Les revenants

Print Friendly, PDF & Email

Expression à la fois sacrée, ésotérique, et populaire, le rituel des revenants, appelés egungun en yoruba ou kuvito en fongbé, regroupent, au sein d’un même événement, divers types de symboles : plastique, sonore, gestuel… qui, l’espace d’une rencontre avec le public, recréent les mythes essentiels par le jeu d’une distribution des rôles et la répartition des interdits. Egungun a la maîtrise de toutes les formes d’artisanat et exécute la totalité des arts de la rue.

Un art total
Egungun est un masque qui exploite tous les genres artistiques et les codes sociaux, pour aboutir à des signes et des schèmes déchiffrables selon plusieurs niveaux de lecture et capables d’assurer l’harmonie et la cohésion du public.
Les créations plastiques figuratives ou abstraites, déterminées par l’importance des couleurs et des formes proposent des toiles dominées par des couleurs-symboles, mais aussi des sculptures gelede moins ésotériques. Le rituel est d’abord une présentation de mode où chaque vêtement correspond à une catégorie sociale déterminée. La danse en est le plat de résistance : une chorégraphie rigoureuse exploitant une scénographie des arts de la rue, des techniques allant du solo au ballet, de l’expressionnisme à l’explosion acrobatique. Le spectateur sensible à chacun de ces signes arrive à discipliner ses réactions et à participer, en provoquant un revenant (le revenant atino, un des plus violents dans son costume de jute, par exemple, qu’il traite de pute ou sakabo), ou en réagissant à la provocation du revenant Tailleur quand ce dernier déclare :  » Ce pays, est-ce mon pays ? Que je foute du désordre ici et que je rentre à la maison.  »
La danse est renforcée par la magie, les cortèges, etc., mêlées de paroles, de musique et de slogans. Ces slogans sont interdits au public non initié.
Le rituel
Concrètement, les revenants apparaissent au cours d’une commémoration ou sur la place publique pour apporter un message d’espérance du pays des morts au pays des vivants. Cette espérance et les conditions de sa réalisation sont contenues dans un poème yoruba : Esa.
Le Revenant est un personnage sérieux, un caractère total imbu de contradictions, d’humeurs variables et de réalisme. Il appartient lui même à une collectivité dont la seule règle est la répartition des pouvoirs.
Le porte parole de l’agora (xweto*) est toujours désigné parmi les Abebe, un revenant qui tient deux queues d’animaux dans les deux mains et qui porte son couvre-chef carré au sommet dans une position horizontale.
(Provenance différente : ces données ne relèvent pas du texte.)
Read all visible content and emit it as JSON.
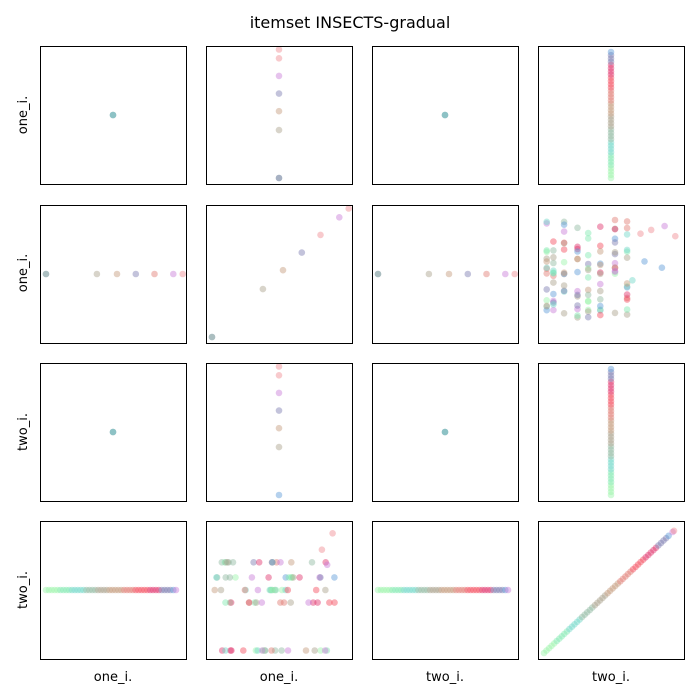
{
  "chart_data": {
    "type": "scatter",
    "title": "itemset INSECTS-gradual",
    "grid": false,
    "rows": [
      "one_i.",
      "one_i.",
      "two_i.",
      "two_i."
    ],
    "cols": [
      "one_i.",
      "one_i.",
      "two_i.",
      "two_i."
    ],
    "palette": [
      "#98f5a8",
      "#7fe8b0",
      "#6fd6c8",
      "#8fb8a0",
      "#a8a08a",
      "#c49a7a",
      "#e07a70",
      "#f44a5a",
      "#e0306a",
      "#7a7ab0",
      "#5a9ad8",
      "#c87ad8",
      "#f08a90",
      "#9aa0c8"
    ],
    "panels": [
      {
        "row": 0,
        "col": 0,
        "points": [
          [
            0.5,
            0.5,
            3
          ],
          [
            0.5,
            0.5,
            9
          ],
          [
            0.5,
            0.5,
            2
          ]
        ]
      },
      {
        "row": 0,
        "col": 1,
        "points": [
          [
            0.5,
            0.0,
            3
          ],
          [
            0.5,
            0.0,
            9
          ],
          [
            0.5,
            0.38,
            4
          ],
          [
            0.5,
            0.53,
            5
          ],
          [
            0.5,
            0.67,
            9
          ],
          [
            0.5,
            0.81,
            11
          ],
          [
            0.5,
            0.95,
            12
          ],
          [
            0.5,
            1.02,
            12
          ]
        ]
      },
      {
        "row": 0,
        "col": 2,
        "points": [
          [
            0.5,
            0.5,
            3
          ],
          [
            0.5,
            0.5,
            9
          ],
          [
            0.5,
            0.5,
            2
          ]
        ]
      },
      {
        "row": 0,
        "col": 3,
        "points": "col_dense_a"
      },
      {
        "row": 1,
        "col": 0,
        "points": [
          [
            0.0,
            0.5,
            9
          ],
          [
            0.0,
            0.5,
            3
          ],
          [
            0.38,
            0.5,
            4
          ],
          [
            0.53,
            0.5,
            5
          ],
          [
            0.67,
            0.5,
            9
          ],
          [
            0.81,
            0.5,
            6
          ],
          [
            0.95,
            0.5,
            11
          ],
          [
            1.02,
            0.5,
            12
          ]
        ]
      },
      {
        "row": 1,
        "col": 1,
        "points": [
          [
            0.0,
            0.0,
            9
          ],
          [
            0.0,
            0.0,
            3
          ],
          [
            0.38,
            0.38,
            4
          ],
          [
            0.53,
            0.53,
            5
          ],
          [
            0.67,
            0.67,
            9
          ],
          [
            0.81,
            0.81,
            12
          ],
          [
            0.95,
            0.95,
            11
          ],
          [
            1.02,
            1.02,
            12
          ]
        ]
      },
      {
        "row": 1,
        "col": 2,
        "points": [
          [
            0.0,
            0.5,
            9
          ],
          [
            0.0,
            0.5,
            3
          ],
          [
            0.38,
            0.5,
            4
          ],
          [
            0.53,
            0.5,
            5
          ],
          [
            0.67,
            0.5,
            9
          ],
          [
            0.81,
            0.5,
            6
          ],
          [
            0.95,
            0.5,
            11
          ],
          [
            1.02,
            0.5,
            12
          ]
        ]
      },
      {
        "row": 1,
        "col": 3,
        "points": "spread_b"
      },
      {
        "row": 2,
        "col": 0,
        "points": [
          [
            0.5,
            0.5,
            3
          ],
          [
            0.5,
            0.5,
            9
          ],
          [
            0.5,
            0.5,
            2
          ]
        ]
      },
      {
        "row": 2,
        "col": 1,
        "points": [
          [
            0.5,
            0.0,
            10
          ],
          [
            0.5,
            0.38,
            4
          ],
          [
            0.5,
            0.53,
            5
          ],
          [
            0.5,
            0.67,
            9
          ],
          [
            0.5,
            0.81,
            11
          ],
          [
            0.5,
            0.95,
            12
          ],
          [
            0.5,
            1.02,
            12
          ]
        ]
      },
      {
        "row": 2,
        "col": 2,
        "points": [
          [
            0.5,
            0.5,
            3
          ],
          [
            0.5,
            0.5,
            9
          ],
          [
            0.5,
            0.5,
            2
          ]
        ]
      },
      {
        "row": 2,
        "col": 3,
        "points": "col_dense_b"
      },
      {
        "row": 3,
        "col": 0,
        "points": "row_dense_a"
      },
      {
        "row": 3,
        "col": 1,
        "points": "spread_c"
      },
      {
        "row": 3,
        "col": 2,
        "points": "row_dense_a"
      },
      {
        "row": 3,
        "col": 3,
        "points": "diagonal"
      }
    ]
  }
}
Les Abebe ne sortent qu’au plus fort de la cérémonie. Comme ils sont tous des messagers potentiels, ils ont une complicité avec le public qui peut se rapprocher et les voir danser parce qu’il sait qu’ils ne le chasseront pas. Conscient de son rôle, Abebe danse suffisamment bien pour séduire le public à qui il devra donner un verdict en cas de conflit. Et ce verdict est suivi. Même dans les cas exceptionnels où il lui arrive de se faire représenter.
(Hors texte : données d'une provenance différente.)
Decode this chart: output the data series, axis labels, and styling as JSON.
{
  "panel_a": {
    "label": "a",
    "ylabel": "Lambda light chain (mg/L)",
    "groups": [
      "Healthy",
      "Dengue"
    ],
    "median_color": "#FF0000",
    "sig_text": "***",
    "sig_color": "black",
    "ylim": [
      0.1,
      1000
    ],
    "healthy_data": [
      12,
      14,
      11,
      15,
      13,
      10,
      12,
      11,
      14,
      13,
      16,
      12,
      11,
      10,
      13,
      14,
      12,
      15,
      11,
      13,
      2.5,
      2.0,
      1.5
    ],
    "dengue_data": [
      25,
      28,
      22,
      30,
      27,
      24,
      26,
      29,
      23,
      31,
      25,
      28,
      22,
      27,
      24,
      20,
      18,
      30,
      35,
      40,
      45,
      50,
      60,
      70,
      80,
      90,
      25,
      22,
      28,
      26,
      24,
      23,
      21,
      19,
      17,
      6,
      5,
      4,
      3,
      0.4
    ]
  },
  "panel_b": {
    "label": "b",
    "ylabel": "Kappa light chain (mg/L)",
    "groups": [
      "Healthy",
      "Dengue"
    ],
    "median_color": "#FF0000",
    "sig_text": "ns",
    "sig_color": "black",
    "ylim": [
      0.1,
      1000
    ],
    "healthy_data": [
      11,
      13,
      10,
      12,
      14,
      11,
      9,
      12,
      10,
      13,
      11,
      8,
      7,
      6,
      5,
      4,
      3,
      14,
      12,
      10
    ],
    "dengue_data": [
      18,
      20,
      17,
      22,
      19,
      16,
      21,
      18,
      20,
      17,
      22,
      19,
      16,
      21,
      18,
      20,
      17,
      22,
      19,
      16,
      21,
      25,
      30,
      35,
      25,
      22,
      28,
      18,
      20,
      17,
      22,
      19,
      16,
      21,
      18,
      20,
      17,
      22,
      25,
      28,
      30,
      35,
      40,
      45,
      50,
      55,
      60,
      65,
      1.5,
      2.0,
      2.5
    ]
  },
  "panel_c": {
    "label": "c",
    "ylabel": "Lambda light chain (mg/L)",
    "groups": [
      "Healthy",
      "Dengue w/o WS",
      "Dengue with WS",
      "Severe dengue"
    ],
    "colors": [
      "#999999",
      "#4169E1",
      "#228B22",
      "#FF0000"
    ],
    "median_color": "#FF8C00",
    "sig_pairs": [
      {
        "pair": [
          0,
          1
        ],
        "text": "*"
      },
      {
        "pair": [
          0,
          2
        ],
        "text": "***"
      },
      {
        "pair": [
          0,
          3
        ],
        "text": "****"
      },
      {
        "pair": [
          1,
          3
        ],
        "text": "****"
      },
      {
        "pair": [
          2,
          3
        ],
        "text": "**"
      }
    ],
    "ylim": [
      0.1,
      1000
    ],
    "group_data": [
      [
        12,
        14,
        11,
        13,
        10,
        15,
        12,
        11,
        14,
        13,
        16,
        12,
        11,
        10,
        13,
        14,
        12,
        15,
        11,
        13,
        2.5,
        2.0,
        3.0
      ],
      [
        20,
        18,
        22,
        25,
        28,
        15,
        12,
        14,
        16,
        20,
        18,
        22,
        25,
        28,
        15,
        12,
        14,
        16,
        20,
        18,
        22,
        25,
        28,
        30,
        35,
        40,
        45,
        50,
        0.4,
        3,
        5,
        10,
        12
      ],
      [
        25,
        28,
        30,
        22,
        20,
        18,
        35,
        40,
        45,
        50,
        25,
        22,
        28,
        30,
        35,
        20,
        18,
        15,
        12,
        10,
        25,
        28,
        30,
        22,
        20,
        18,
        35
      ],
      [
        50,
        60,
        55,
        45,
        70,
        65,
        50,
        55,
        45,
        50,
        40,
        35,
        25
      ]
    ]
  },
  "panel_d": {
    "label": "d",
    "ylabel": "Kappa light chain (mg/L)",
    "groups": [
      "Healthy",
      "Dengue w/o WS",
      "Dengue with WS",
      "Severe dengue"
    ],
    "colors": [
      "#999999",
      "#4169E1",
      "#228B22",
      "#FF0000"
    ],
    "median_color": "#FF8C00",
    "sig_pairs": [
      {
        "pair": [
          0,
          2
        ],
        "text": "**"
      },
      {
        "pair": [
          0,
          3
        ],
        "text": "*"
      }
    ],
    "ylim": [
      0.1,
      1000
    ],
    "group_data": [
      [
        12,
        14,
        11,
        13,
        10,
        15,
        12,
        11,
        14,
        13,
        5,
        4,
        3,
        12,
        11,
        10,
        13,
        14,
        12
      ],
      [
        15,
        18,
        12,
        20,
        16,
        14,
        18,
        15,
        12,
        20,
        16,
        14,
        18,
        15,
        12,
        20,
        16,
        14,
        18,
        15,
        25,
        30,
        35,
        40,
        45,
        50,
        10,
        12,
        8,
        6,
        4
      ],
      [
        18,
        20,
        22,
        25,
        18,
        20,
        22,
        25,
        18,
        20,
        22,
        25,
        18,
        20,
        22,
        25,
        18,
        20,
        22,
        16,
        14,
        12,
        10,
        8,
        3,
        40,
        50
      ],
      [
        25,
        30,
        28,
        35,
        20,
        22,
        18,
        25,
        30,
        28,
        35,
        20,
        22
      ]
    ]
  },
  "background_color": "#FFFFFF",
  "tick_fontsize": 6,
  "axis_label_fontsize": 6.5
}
Taquin et belliqueux, Tama, lui, tient toujours une épée et une queue. Une longue chaîne pend de chaque côté de son petit couvre-chef carré. Il pose de temps en temps sa queue de cheval sur la sculpture gelede représentant un animal et fixée sur le couvre chef. Tama est brutal. Il incarne la peur et taquine le public qu’il peut chasser jusqu’à le mettre le dos au mur.
A l’opposé et comme Abebe, le Fessu koto ne chasse pas. Il ne fait que danser. On dit qu’il représente la femme. En tout cas, il en porte les attributs de douceur et la souplesse dans sa façon d’exécuter la danse. Il incarne le beau, tout comme Gunuku qui frime dans sa tenue réversible et qui est rarement seul.
Quant au Meyato, un couteau à la main, il est violent et exerce en priorité cette violence sur lui même. Il peut être grossier, labourer la terre de ses coups de reins, rouler par terre sur des dizaines de mètres. C’est un grand animateur qui crée la connivence avec le public, le rassemble, le disperse. Il porte au dos son couvre-chef carré et se balade. C’est lui qui, avec le revenant tailleur, assure les limites de la cérémonie. Ils font rarement partie de la chorégraphie collective. Les enfants disent que c’est le revenant tailleur qui coud les costumes de tous les autres revenants, ce qui explique que son propre costume est en patchwork composé de milliers de petits morceaux de restes de tissus.
Ainsi, les revenants forment une grande collectivité de caractères et de connivences.
Un art de la rue ?
Il y a plus de trente savoir-faire dans un spectacle egungun : l’acrobatie, la danse de rue, la danse d’intervention, la danse de masque, les grandes scénographies urbaines, les parades de prouesse, les parades musicales, les parcours, les performances dansées, les processions, la couture, les installations, la chanson de rue, la composition, les proverbes, le gangan (tambour parlant), la musique traditionnelle, le jonglage, les joutes, la magie, les masques (arts plastiques), les slogans, les percussions, la sculpture, etc..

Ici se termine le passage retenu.